The other thing to consider is biometrics, to scan the faces of people. The amount of data that is available for identifying fraud has been increased dramatically with digitisation.
We need the ability to process this data and then pass that data through AI machine learning technologies like what SAS offers.
The key thing here is that, with the strength of the SAS advanced analytics software, is the ability to detect potential fraud before it happens, especially for financial institutes because this may lead to loss of reputation and customers. In some cases, may even put the organisation out of business if the financial loss is significant.

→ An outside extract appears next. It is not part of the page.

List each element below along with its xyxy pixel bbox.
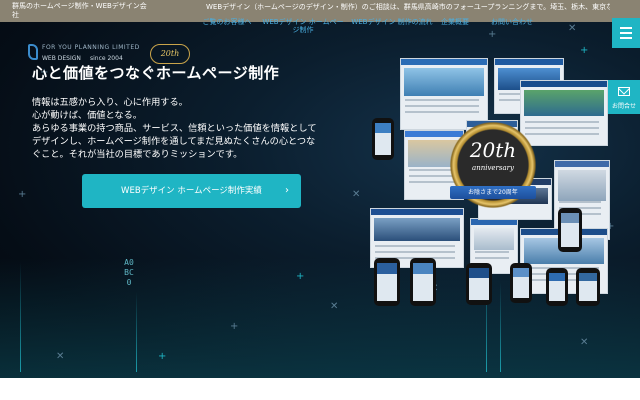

7.Apart from the financial services industry, which are the next top industries that are targeted?
We are seeing a great deal of increase in fraud threats within the retail and the telecommunications industry. These industries have always been the new entry points for fraud.
We also know many of the big names in retail are aggressively trying to complete the full services spectrum including payments for customers. Things like mobile wallets have been provided by some of the telco operators to group all of your cards and allow you to use the digital spending capability of your device.
The other industry is insurance, where there is an increase in suspicious claims due to pandemic.
Next is the public sector, in areas such as tax fraud, using advanced analytics for policing, commercial crime & investigation, and Government procurement integrity.
8.In the process of setting up a business, when is the right time to invest in cybersecurity?
The right time to invest in cybersecurity is in the beginning. Although it is nice to think about the setting of a new business, fraudsters would undoubtedly utilise this as an opportunity to target you and to use your platform to achieve and try out an attempt of fraud.
So, you really need to consider cybersecurity to be there since day one. Cybersecurity is key to ensuring that you protect your reputation and make sure that customers have confidence in utilising your services.
9.How can businesses both big and small tackle issues such as digital fraud and at the same time, who are the right parties to raise awareness on this matter?
From a business perspective, it’s not just the technical issue, it needs the board of C-level members involved in this because it’s a business issue. It will surely affect the Chief Risk Officer and the reputation of the organisation. Therefore, everyone should be involved in this matter.
The enterprise fraud solution can look across all customer channels and is suitable for traditional as well as new digital-first companies regardless of size. It covers the main pillars of fraud detection, prevention, and investigation.
The ability to detect fraud through a powerful analytics engine that will process data as well as the real-time capability in an AI machine learning perspective is going to be key.
They also need to consider the communications with the end-user. So, end-users do not expect a phone call anymore, it’s interactive SMS, emails, or push notifications instead to resolve the fraud.